During the campaign Harris embraced a party platform that endorsed a variety of gun safety measures, including universal background checks for all gun purchases, reinstitution of a federal assault weapons ban, a mandatory safe gun storage law, a federal “red flag” law (allowing guns to be taken from those considered homicidal or suicidal), repeal of legal immunity for the gun industry, and increased funding for gun violence research and gun law enforcement. Harris is also a handgun owner. During the campaign she emphasized her support for stronger gun laws, but also touted her support for gun rights as an expression of “freedom.” In a September interview, she commented, “I’m in favor of the Second Amendment, an assault weapons ban, universal background checks, red flag laws” but added that “If somebody breaks in my house, they’re getting shot.” Running mate and Democratic Minesota Governor Tim Walz buttressed the gun laws and gun ownership message as a lifelong hunter and gun owner.

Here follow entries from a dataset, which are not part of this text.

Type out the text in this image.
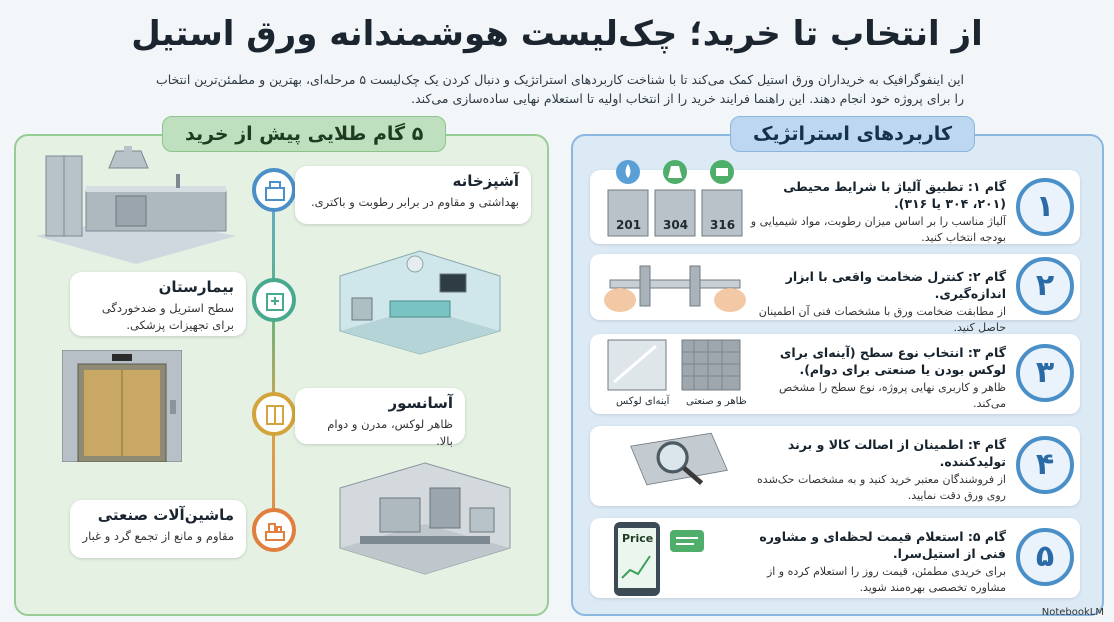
از انتخاب تا خرید؛ چک‌لیست هوشمندانه ورق استیل
این اینفوگرافیک به خریداران ورق استیل کمک می‌کند تا با شناخت کاربردهای استراتژیک و دنبال کردن یک چک‌لیست ۵ مرحله‌ای، بهترین و مطمئن‌ترین انتخاب را برای پروژه خود انجام دهند. این راهنما فرایند خرید را از انتخاب اولیه تا استعلام نهایی ساده‌سازی می‌کند.
۵ گام طلایی پیش از خرید
آشپزخانه
بهداشتی و مقاوم در برابر رطوبت و باکتری.
بیمارستان
سطح استریل و ضدخوردگی برای تجهیزات پزشکی.
آسانسور
ظاهر لوکس، مدرن و دوام بالا.
ماشین‌آلات صنعتی
مقاوم و مانع از تجمع گرد و غبار
کاربردهای استراتژیک
۱
گام ۱: تطبیق آلیاژ با شرایط محیطی (۲۰۱، ۳۰۴ یا ۳۱۶).
آلیاژ مناسب را بر اساس میزان رطوبت، مواد شیمیایی و بودجه انتخاب کنید.
201 304 316
۲
گام ۲: کنترل ضخامت واقعی با ابزار اندازه‌گیری.
از مطابقت ضخامت ورق با مشخصات فنی آن اطمینان حاصل کنید.
۳
گام ۳: انتخاب نوع سطح (آینه‌ای برای لوکس بودن یا صنعتی برای دوام).
ظاهر و کاربری نهایی پروژه، نوع سطح را مشخص می‌کند.
آینه‌ای لوکس ظاهر و صنعتی
۴
گام ۴: اطمینان از اصالت کالا و برند تولیدکننده.
از فروشندگان معتبر خرید کنید و به مشخصات حک‌شده روی ورق دقت نمایید.
۵
گام ۵: استعلام قیمت لحظه‌ای و مشاوره فنی از استیل‌سرا.
برای خریدی مطمئن، قیمت روز را استعلام کرده و از مشاوره تخصصی بهره‌مند شوید.
Price
NotebookLM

Trump’s decisive victory will mean that his second administration will follow through to dismantle Biden-era gun safety measures. For example, Trump will either abolish the White House Gun Violence office or appoint a gun rights person to head it and rebrand its mission to extol gun ownership. Biden’s appointed head of the ATF, Steven M. Dettelbach, will be fired, and the agency’s more aggressive effort to stem illicit gun sales and trafficking will be rolled back. And Congress will move to reduce the ATF budget, and advance a bill to make the least restrictive concealed gun carry state laws applicable to all of the states (called concealed gun carry reciprocity).